Всё же юнга не терял надежды найти собеседника. Обойдя все жилые кубрики и никого не встретив, он направился в кормовой тамбур, в гости к боцманской команде. Матросы плели маты и кранцы, делали швабры. За работой они о чём-то разговаривали, но, увидев Андрейку, умолкли. Юнга сделал вид, что оказался здесь случайно, и поторопился пройти в машинный отсек. У мотористов его всегда принимали очень радушно.

Но сегодня и мотористы были сдержанны. Они заканчивали ремонт дизелей. Андрейка спросил таким тоном, будто ничего не случилось:

— Товарищ мичман, значит, скоро опробуем дизеля?

— Значит, скоро… — сухо ответил Савушкин и даже не взглянул на юнгу.

Делать было нечего. Постоял, помялся Андрейка у дизелей, но в разговор пускаться не решился. Боялся, что скажут: «Не мешай. Занимайся и ты своим делом — учи уроки, а то опять…»

Андрейка пошёл к комендорам.

Артиллеристы чистили орудие. Увидев среди них старшину Орешкина, Андрейка остановился. Он не хотел попадаться ему на глаза. Но старшина что-то рассказывал матросам, и юнге захотелось послушать. Ведь рассказывать Орешкин был мастер.

Думая, что его никто не видит, Андрейка тихонько подошёл поближе и притаился за башней.

— …Плывём мы, значит, по океану. По Северному, заметьте, — подмигивая комендорам, рассказывал Орешкин. — День плывём, два плывём, неделю… И ещё нам неделю плыть, а земли не видать. Так и по всем картам значится: нет у вас на пути ни островка, ни материка. И вдруг вахтенный сигнальщик кричит: «Земля!» Смотрим: верно, земля. Подходим, видим: тигры по джунглям рыщут, обезьяны с попугаями из-за кокосовых орехов дерутся, и всё это зверьё от холода ёжится. Что такое? «Да ведь это, товарищи, Мадагаскар…» Что, думаем, за история приключилась с географией? Как этот сугубо южный остров попал в Северный океан? Тут прибыли на корабль местные жители и жалуются нашему командиру: так, мол, и так, произошло всё это по распоряжению одного юного географа, молодого моряка Сажина, юнги с вашего корабля. Ему не понравилось, как нанесены острова и материки на немой карте, и он решил расположить их по-своему…

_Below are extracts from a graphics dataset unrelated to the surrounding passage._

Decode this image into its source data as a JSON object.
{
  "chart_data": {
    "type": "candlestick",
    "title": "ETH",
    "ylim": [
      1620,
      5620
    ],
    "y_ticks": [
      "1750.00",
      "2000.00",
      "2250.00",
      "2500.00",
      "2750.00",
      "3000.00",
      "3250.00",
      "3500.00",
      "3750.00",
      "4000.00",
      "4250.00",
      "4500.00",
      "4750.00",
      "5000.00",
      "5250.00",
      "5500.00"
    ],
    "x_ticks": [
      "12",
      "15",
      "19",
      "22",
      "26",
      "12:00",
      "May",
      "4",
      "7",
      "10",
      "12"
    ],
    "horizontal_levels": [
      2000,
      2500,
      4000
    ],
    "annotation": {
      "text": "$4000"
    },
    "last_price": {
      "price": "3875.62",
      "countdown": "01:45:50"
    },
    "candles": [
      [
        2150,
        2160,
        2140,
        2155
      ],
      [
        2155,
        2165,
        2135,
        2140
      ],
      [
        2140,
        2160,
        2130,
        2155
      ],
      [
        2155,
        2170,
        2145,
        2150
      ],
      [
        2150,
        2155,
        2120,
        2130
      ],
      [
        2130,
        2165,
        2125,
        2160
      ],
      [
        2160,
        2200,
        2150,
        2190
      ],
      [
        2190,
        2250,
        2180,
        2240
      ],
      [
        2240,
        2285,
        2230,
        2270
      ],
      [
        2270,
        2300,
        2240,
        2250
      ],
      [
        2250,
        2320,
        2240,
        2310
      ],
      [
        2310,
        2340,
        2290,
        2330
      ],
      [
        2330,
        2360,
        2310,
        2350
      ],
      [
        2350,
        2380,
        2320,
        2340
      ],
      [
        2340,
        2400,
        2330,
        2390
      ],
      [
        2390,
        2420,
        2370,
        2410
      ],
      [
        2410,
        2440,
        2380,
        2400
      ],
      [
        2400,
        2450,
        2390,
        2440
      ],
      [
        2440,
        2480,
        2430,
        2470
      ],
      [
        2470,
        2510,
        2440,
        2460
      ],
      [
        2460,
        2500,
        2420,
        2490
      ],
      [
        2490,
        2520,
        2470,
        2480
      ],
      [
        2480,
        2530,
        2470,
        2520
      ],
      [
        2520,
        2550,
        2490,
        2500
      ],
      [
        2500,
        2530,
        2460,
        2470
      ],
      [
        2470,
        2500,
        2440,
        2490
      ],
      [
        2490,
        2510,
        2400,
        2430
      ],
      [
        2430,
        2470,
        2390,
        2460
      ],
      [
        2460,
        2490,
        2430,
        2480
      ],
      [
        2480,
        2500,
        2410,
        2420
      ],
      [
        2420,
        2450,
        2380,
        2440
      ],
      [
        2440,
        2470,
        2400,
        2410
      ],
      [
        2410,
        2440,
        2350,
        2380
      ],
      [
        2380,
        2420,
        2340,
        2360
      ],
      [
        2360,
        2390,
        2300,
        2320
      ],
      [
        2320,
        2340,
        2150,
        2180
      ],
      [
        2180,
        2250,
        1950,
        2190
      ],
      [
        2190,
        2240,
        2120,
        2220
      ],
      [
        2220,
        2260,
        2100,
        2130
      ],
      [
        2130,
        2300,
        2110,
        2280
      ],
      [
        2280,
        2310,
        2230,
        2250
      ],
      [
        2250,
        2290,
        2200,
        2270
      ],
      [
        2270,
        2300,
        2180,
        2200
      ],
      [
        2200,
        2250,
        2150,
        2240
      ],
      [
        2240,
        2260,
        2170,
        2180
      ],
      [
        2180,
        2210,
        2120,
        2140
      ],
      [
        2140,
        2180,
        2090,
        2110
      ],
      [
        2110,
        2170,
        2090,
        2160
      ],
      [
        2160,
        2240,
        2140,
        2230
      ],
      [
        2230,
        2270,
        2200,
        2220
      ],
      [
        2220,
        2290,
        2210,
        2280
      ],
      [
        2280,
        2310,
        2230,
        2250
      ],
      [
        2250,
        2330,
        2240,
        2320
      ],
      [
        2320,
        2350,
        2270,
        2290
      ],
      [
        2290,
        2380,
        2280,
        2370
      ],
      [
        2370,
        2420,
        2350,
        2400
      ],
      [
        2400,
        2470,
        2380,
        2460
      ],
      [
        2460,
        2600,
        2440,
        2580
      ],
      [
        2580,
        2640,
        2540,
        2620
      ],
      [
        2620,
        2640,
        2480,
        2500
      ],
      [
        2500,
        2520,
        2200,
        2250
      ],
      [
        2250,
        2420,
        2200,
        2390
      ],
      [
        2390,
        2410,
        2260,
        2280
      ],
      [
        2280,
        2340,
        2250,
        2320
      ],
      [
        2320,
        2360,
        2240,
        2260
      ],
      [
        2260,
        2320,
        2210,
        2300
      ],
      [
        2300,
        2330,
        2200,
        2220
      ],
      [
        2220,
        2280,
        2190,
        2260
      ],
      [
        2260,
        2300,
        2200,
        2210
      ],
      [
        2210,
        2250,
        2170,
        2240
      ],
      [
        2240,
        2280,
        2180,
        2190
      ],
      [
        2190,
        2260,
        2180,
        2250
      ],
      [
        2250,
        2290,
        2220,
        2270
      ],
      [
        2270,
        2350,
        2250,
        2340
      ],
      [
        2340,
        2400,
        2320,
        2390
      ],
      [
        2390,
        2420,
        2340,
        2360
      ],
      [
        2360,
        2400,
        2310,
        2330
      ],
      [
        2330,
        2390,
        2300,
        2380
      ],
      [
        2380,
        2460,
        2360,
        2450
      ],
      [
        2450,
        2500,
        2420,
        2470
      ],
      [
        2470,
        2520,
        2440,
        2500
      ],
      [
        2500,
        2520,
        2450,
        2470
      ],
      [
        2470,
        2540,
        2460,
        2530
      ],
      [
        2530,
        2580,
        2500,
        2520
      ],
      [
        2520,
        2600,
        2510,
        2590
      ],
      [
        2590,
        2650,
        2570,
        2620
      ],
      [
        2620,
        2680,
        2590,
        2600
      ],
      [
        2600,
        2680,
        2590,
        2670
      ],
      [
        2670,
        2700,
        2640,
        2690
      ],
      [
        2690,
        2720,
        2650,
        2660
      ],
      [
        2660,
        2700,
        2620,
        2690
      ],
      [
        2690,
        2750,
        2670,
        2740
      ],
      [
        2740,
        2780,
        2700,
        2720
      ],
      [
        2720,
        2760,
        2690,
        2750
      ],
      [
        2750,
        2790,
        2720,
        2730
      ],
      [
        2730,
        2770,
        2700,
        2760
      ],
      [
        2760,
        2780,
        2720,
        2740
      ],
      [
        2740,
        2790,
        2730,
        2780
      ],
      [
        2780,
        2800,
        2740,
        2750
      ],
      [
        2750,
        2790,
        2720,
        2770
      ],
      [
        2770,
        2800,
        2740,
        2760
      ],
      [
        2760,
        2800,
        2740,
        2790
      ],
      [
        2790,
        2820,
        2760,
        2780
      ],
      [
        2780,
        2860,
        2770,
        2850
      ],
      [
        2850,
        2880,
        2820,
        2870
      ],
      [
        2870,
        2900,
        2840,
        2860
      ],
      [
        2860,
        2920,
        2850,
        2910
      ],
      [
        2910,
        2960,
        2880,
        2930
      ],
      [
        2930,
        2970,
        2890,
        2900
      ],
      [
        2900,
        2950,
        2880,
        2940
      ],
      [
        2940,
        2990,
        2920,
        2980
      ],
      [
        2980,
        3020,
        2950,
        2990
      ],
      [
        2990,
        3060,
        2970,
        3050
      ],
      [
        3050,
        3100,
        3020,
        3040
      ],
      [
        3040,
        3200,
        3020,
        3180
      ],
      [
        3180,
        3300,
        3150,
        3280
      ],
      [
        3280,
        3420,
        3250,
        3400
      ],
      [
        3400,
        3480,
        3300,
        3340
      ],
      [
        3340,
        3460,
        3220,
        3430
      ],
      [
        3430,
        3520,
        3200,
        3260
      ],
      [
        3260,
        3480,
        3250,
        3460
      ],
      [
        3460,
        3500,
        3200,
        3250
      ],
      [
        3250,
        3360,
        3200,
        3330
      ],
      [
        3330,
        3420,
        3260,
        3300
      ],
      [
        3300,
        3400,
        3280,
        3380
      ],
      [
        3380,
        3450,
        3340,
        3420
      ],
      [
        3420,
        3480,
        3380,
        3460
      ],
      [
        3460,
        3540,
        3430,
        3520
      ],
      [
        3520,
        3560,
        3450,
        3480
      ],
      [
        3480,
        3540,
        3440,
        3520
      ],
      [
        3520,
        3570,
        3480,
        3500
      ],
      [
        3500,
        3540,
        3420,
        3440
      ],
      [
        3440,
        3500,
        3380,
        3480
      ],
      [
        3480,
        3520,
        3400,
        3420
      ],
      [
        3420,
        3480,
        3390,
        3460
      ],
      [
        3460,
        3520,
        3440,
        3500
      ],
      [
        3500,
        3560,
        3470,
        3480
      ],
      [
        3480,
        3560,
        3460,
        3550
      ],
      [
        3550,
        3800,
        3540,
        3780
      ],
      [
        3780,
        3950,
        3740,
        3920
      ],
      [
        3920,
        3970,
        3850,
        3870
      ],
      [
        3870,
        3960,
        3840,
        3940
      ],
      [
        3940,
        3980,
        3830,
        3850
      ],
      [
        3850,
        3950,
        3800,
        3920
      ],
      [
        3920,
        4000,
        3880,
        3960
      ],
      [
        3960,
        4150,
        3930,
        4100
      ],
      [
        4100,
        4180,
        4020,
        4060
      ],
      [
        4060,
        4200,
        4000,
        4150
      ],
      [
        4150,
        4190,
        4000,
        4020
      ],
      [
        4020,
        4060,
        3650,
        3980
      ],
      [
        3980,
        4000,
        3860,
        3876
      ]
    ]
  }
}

У Андрейки даже уши покраснели. А старшина продолжал:

— Не понимаю, чего вы, комендоры, смеётесь? Смешного тут нет ничего. Человек серьёзную работу проводит, новую географию сочиняет… открытия делает…

— А награда ему за это ещё не вышла? — спросил кто-то из артиллеристов.

— Ну, а как же? Конечно, вышла. Ему такую выразительную фигурку в табеле нарисовали…

Описание «фигурки» Андрейка слушать не стал. Он пулей вылетел на палубу. Хватит с него!

Первым поднял его на смех баталёр Ершов. Выдавая юнге подбитые ботинки, он при всех сказал:

— Два ботинка — необходимая двойка; две перчатки в зимних условиях — тоже хорошая двойка, нужная, а вот двойка в табеле — сомневаюсь. Без неё, я так полагаю, всегда прожить можно…

«Вот привязались все! Подумаешь, происшествие какое, — злился Андрейка. — Одна двойка за весь год, и все накинулись. Вот подам рапорт, чтобы перевели на другой корабль… Сами потом жалеть будут. И что я сделал этому Орешкину? Почему он меня так не любит?»

На палубе Андрейку обдуло ветерком. Успокоившись, он решил подняться наверх, посмотреть, что делается в затоне.

Солнышко припекло так, что доски на крыше тамбура дымились и ветерок разносил по кораблю лесные запахи.

По всему затону стояли корабли, вмёрзшие в лёд. Одни — ближе к берегу, у причалов, другие — на самой середине. К каждому кораблю по серому снегу тянулась чёрная дорога, а рядом с дорожками сверкали на солнце большущие лужи. Теперь только по дорожкам и можно было ходить.

Зимой корабли и на корабли-то не похожи. Стоят по всему затону бараки, наспех сколоченные из неоструганных досок, и только по мачтам можно определить, что прикрыты этими бараками военные корабли. Когда стихает ветерок, над кораблями-бараками лёгкими струйками поднимается пар и дрожит в воздухе.

Из рубки на мостик вышел командир отделения сигнальщиков старшина Курочкин с красными сигнальными флажками. Андрейка считал старшину лучшим своим другом и самым добрым человеком на корабле. Не было такого случая, чтобы старшина, возвращаясь с берега, не принёс юнге какого-нибудь гостинца. Он был Андрейкиным начальником, учил его морскому делу. И хотя вчерашняя двойка доставила больше всего неприятностей именно Курочкину, юнга смело направился к нему.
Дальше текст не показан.